Se a fronteira da ilegitimidade da lei penal não pode ser examinada pelo Judiciário, resta a este poder neutralizar a resposta draconiana com um nível de exigência a respeito da subsunção do tipo.[8]
[1] “Art. 8º. § 1º O Ministério Público poderá instaurar, sob sua presidência, inquérito civil, ou requisitar, de qualquer organismo público ou particular, certidões, informações, exames ou perícias, no prazo que assinalar, o qual não poderá ser inferior a 10 (dez) dias úteis.”
[2]“O Ministério Público pode ‘requisitar, de qualquer organismo público, certidões, informações, exames e perícias’ (Lei 7.347, de 24 de julho de 1985, art. 8., par. 1.) para instruir ação civil pública. O destinatário poderá negar certidão, ou informação, ‘nos casos em que a lei impuser sigilo’ (art. 8., par. 2.). É o caso do sigilo bancário. Em sendo assim, a denúncia não pode prosperar. Não descreve fato típico.” (STJ, REsp 66.854/DF, Sexta Turma. Relator Ministro LUIZ VICENTE CERNICCHIARO, julgado em 17/09/1996 e DJ 16/12/1996).

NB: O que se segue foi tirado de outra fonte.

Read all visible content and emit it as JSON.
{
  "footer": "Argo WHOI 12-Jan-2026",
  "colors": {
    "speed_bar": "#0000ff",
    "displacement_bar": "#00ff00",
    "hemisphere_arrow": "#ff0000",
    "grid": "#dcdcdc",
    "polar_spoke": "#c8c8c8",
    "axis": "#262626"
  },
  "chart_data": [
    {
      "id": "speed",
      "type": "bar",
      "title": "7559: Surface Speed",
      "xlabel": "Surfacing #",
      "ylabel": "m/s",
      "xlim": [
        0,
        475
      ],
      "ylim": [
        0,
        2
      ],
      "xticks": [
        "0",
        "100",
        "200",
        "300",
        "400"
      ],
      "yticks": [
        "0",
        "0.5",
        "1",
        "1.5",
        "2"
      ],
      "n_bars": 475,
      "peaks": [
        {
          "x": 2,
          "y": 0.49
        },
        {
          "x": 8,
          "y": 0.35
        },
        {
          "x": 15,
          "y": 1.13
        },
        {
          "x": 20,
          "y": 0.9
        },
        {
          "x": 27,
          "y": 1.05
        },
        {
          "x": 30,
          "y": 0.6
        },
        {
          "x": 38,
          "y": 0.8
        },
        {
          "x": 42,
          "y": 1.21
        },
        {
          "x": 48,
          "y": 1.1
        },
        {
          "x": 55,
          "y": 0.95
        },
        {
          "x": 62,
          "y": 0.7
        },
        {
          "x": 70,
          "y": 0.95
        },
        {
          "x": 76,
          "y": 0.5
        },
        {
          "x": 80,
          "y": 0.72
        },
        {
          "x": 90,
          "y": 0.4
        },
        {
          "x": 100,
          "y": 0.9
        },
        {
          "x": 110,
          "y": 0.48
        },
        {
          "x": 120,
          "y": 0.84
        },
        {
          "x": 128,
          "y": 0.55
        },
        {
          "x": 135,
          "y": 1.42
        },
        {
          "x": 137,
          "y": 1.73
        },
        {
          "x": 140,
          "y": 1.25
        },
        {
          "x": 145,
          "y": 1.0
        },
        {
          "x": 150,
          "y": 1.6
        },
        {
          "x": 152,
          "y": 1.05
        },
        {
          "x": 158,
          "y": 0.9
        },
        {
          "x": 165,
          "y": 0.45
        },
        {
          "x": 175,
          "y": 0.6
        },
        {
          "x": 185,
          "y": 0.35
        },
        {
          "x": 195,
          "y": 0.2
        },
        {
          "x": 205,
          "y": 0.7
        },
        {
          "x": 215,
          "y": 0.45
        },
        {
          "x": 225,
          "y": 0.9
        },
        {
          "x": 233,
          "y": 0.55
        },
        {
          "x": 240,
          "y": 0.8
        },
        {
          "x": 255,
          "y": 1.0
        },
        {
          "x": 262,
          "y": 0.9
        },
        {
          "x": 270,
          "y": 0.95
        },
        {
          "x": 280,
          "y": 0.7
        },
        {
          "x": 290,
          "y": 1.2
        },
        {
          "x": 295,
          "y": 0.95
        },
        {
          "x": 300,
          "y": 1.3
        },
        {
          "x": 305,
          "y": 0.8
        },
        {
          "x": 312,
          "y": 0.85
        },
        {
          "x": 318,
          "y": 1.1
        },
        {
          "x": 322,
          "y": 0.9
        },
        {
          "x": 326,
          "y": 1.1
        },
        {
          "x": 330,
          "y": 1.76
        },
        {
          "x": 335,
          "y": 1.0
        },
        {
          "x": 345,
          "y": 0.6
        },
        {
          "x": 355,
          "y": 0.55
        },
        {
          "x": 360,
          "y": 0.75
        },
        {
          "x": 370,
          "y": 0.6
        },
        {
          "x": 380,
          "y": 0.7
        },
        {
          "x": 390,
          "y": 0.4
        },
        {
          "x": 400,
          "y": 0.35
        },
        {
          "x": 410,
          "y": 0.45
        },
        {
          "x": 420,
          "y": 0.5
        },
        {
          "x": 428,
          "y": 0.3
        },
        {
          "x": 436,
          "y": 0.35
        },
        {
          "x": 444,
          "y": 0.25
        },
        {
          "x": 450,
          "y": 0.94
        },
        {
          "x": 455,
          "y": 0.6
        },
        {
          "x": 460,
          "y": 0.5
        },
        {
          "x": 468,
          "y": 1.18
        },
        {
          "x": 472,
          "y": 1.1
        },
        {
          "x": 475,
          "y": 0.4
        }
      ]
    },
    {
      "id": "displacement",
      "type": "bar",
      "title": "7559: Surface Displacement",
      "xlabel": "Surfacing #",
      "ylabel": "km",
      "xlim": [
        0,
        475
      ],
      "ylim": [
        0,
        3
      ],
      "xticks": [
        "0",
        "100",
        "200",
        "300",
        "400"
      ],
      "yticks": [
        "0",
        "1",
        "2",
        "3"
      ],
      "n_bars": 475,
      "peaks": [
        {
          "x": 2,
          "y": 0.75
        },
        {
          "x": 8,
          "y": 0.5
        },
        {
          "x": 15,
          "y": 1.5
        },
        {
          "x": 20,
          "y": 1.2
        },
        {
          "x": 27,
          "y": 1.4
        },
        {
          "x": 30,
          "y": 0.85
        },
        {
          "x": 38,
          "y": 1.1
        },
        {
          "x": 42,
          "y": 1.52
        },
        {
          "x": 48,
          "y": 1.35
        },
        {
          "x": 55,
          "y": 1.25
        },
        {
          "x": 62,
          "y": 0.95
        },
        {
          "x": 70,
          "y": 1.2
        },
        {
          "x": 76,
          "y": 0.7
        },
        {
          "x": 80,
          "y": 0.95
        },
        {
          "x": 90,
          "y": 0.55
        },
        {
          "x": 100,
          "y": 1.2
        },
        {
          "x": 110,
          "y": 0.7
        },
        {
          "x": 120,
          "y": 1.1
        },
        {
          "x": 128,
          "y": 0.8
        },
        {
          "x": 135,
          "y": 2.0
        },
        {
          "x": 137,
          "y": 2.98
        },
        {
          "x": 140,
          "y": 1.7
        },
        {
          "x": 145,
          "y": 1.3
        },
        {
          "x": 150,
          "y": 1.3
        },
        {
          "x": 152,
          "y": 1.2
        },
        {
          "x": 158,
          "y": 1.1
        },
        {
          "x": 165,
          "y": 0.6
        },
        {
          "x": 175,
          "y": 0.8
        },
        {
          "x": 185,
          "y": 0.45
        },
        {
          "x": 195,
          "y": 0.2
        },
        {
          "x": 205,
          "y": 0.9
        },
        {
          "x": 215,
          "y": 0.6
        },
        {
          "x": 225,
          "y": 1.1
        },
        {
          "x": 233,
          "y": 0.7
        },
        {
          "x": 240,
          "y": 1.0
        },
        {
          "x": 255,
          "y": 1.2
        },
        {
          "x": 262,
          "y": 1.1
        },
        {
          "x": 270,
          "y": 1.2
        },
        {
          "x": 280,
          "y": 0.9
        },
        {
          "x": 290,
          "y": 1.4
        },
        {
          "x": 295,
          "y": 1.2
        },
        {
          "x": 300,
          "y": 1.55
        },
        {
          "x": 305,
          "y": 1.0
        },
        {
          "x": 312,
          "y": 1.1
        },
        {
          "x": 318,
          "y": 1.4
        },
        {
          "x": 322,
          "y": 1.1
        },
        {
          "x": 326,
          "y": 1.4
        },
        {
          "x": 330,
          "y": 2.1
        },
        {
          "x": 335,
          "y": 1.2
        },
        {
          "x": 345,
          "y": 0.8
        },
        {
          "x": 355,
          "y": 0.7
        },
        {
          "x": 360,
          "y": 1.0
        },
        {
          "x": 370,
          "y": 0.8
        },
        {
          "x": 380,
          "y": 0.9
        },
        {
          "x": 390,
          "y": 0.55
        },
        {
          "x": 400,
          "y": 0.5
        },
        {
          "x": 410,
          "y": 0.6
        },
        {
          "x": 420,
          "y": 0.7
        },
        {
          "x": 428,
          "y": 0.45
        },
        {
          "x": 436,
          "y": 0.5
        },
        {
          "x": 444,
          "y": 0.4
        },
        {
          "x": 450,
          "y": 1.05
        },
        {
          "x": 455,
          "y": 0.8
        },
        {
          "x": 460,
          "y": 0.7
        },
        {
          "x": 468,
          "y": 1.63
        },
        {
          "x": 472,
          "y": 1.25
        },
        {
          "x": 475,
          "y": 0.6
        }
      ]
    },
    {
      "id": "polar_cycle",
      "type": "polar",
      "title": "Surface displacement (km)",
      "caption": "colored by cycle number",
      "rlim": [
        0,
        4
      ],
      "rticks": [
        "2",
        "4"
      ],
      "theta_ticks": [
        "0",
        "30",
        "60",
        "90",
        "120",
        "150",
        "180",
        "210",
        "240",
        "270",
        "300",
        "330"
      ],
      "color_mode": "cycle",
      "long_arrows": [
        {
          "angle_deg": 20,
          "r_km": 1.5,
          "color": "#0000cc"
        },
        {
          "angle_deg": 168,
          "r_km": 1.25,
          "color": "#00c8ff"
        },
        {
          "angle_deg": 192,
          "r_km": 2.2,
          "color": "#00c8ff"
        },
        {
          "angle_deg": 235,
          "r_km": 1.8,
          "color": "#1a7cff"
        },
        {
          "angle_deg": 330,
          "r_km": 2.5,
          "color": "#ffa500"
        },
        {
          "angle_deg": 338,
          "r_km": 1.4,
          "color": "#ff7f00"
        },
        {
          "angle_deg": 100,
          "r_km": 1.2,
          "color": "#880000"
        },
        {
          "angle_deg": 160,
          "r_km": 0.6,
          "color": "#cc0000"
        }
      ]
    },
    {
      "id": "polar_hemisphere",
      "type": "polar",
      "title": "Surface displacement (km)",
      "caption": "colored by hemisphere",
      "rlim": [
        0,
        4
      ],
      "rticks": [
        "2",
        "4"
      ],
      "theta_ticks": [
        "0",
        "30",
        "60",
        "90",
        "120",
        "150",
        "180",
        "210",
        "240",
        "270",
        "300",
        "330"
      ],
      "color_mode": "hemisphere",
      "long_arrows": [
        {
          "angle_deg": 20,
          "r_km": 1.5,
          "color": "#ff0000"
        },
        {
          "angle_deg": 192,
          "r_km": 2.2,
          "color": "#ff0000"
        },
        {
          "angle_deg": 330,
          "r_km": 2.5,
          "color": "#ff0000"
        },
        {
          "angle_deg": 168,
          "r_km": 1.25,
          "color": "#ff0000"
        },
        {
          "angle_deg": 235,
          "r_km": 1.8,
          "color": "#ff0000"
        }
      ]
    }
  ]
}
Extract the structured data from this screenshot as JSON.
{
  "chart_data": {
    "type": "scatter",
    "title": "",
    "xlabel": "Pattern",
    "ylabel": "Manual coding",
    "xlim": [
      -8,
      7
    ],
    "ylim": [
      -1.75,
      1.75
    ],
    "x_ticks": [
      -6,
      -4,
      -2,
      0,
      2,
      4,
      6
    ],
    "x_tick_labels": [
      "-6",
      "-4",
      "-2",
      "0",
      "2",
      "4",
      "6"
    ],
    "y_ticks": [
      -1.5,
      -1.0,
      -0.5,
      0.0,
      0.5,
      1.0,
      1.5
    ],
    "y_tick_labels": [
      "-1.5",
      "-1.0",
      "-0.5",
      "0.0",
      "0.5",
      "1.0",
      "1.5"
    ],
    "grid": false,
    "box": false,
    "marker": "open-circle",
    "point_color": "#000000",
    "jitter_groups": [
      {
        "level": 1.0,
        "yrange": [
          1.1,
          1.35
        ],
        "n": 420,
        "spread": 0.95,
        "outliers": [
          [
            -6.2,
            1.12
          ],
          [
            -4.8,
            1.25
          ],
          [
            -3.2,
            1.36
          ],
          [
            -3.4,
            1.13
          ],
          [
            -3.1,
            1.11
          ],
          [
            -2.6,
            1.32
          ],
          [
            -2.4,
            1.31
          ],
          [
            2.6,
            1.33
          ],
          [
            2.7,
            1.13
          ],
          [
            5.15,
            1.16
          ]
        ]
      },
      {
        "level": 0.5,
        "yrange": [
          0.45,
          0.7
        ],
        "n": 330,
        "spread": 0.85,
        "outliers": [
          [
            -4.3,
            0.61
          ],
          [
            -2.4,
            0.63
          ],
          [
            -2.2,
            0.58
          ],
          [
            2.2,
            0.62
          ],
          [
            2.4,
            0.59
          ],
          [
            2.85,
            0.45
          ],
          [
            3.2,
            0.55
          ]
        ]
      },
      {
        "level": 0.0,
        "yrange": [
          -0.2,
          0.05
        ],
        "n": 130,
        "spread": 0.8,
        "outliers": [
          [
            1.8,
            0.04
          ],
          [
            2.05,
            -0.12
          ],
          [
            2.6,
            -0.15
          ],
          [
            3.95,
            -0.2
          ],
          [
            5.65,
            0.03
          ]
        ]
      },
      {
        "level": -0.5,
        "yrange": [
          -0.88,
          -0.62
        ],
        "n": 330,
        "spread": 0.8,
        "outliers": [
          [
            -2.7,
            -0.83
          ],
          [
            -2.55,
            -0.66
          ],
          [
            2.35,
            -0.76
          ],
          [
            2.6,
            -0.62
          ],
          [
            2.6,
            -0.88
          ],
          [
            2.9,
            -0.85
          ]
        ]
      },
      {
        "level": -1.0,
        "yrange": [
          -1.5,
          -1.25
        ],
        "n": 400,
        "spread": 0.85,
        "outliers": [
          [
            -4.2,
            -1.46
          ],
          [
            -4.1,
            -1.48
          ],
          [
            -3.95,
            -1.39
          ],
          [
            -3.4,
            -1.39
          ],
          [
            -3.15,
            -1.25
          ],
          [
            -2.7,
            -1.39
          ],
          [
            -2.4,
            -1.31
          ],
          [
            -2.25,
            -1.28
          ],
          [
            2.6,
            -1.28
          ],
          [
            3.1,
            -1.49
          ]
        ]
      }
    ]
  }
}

[3] O prazo mínimo para atendimento da requisição é de 10 dias, conforme o art. 8º, § 1º, da Lei 7.347/85.
[4] Inquérito nº 1999.04.01.069384-8/PR – Quarta Seção.
[5] TJRS. Representação Criminal nº 70081594673.
[6]TJRS: Representação Criminal nº 70081275307, de Sapucaia do Sul; Representação Criminal nº 70080954217, de Tapes; Representação Criminal nº 70080227739, de Tramandaí; Representação Criminal nº 70079215265, de Soledade; Representação Criminal nº 70079003851, de Portão.
[7] TJRS. Representação Criminal nº 70081594673.
[8] TRF 4ª Região. Inquérito nº 1999.04.01.069384-8/PR – Quarta Seção.